Aku pernah mengotak-atik Ponselnya, disana ada nama yang menghubunginya terakhir kali, namanya Batthah[4], aku bertanya ini nama laki-laki atau perempuan? Dia menjawab itu nama perempuan, dan aku beru menyadarinya kalau itu kekasih Reda Aly, dia bilang akan menikahi Battah setelah menyelesaikan kuliah, aku bertanya tentang maharnya, dia menjawab sepuluh ribu Pound[5], aku berkata itu mahal sekali, dia menjawab kalau itu sudah standar, aku bandingkan dengan dengan mahar di Indonesia, Reda Aly tercengang, kaget karena begitu murahnya mahar di Indonesia.

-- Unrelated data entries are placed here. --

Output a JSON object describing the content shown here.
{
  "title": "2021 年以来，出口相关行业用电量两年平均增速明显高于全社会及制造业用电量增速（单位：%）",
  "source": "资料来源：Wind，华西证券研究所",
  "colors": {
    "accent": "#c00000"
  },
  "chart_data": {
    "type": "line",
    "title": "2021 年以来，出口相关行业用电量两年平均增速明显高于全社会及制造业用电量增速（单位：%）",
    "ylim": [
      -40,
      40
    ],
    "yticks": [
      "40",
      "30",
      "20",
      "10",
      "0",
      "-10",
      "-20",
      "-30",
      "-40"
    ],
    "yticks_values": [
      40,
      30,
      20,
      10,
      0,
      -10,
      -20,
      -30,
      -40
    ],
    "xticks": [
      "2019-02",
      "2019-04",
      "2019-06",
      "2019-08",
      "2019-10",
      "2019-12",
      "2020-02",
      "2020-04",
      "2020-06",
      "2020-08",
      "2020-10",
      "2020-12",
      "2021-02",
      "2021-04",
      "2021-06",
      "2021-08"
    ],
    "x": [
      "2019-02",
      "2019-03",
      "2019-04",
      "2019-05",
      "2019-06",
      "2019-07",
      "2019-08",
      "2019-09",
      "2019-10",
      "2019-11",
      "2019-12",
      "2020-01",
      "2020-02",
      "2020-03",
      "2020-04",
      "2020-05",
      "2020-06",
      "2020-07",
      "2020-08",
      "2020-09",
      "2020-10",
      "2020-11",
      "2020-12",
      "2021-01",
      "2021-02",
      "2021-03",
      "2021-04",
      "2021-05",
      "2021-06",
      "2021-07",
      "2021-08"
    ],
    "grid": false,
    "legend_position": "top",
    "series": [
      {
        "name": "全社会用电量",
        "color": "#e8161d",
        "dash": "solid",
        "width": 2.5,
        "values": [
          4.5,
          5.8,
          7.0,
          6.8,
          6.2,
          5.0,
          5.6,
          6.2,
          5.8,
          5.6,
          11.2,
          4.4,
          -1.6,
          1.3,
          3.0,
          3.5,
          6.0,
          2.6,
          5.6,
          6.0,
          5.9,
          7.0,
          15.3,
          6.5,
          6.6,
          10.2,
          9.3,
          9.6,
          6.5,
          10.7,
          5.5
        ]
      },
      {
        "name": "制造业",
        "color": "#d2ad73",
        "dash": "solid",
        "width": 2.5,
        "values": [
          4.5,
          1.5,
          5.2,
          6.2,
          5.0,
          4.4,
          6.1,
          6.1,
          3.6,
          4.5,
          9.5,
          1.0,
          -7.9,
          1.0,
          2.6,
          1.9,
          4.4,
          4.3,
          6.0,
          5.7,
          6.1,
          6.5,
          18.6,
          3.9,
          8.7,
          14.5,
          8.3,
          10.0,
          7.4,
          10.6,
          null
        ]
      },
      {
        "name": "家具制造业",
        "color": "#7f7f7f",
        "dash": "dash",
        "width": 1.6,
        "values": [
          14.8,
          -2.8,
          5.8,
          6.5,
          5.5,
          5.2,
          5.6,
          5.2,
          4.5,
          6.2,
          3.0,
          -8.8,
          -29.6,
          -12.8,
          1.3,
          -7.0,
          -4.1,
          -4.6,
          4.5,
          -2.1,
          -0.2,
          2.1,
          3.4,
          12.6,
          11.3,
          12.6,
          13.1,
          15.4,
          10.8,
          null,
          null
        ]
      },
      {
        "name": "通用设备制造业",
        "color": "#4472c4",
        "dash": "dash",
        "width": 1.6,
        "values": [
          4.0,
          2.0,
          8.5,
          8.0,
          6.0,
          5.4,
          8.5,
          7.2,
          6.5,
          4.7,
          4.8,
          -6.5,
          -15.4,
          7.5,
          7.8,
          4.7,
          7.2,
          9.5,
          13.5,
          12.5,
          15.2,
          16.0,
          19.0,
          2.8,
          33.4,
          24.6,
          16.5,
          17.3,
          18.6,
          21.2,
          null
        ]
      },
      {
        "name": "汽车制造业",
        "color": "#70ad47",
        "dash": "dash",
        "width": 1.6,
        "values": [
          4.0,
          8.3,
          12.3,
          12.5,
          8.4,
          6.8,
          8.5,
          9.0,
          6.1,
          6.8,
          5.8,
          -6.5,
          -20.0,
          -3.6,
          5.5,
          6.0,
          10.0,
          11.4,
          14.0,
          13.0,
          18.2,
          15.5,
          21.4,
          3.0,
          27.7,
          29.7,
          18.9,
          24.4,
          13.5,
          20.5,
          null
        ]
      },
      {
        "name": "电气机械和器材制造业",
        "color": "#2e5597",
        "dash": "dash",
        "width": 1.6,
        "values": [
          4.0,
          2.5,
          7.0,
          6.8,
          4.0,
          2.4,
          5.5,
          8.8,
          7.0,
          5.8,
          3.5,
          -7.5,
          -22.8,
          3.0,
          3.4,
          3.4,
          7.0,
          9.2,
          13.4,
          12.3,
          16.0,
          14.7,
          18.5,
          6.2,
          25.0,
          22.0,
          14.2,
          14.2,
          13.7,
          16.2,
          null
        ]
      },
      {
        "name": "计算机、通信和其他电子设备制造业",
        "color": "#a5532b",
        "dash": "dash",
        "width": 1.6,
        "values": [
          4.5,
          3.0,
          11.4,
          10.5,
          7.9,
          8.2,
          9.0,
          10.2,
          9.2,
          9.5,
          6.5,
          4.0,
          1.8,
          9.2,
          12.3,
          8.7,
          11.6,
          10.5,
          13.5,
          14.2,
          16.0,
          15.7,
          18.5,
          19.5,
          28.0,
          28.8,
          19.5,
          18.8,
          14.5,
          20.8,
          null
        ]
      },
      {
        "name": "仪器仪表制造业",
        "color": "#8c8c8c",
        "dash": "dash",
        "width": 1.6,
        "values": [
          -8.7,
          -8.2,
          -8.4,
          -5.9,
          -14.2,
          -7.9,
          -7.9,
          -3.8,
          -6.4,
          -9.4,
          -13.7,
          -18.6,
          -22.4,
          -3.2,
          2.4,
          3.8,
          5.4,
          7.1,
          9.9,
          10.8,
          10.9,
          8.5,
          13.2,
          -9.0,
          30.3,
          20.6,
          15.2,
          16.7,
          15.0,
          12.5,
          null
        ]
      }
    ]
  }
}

Besoknya Reda menceritakan tentang aku kepada Battah, Battahpun akhirnya mengenal aku, dia ingin bertemu denganku, orang Indonesia yang menjadi sahabat kekasihnya, dia pun menawarkan agar aku di kenalkan dengan teman mesir perempuannya, dia cantik juga kaya, tapi aku kurang tertarik, karenasaat aku Tanya kepada Reda tentang keshalihannya, dia bilang dia bukan berasal dari Al-Azhar, bukan berarti aku hanya tertarik Azhary[6], tapi keraguanku muncul saat Reda belum memberi kepastian tentang keshalihannya.
Benar-benar teman sejati aku pikir, saat teman terdekatku dari Indonesia meninggalkanku sendirian di ruang ujian, Reda Aly berbeda, dia tetap menungguku, walaupun dia sendirian di tengah dinginnya musim dingin, padahal dia orang Mesir, sama sekali berbeda dari segi adat dan jauh dari segi tempat tinggal, tetapi dia mau mengerti, hal yang sangat sulit di temui di zaman seperti ini, mengerti dan memahami orang lain.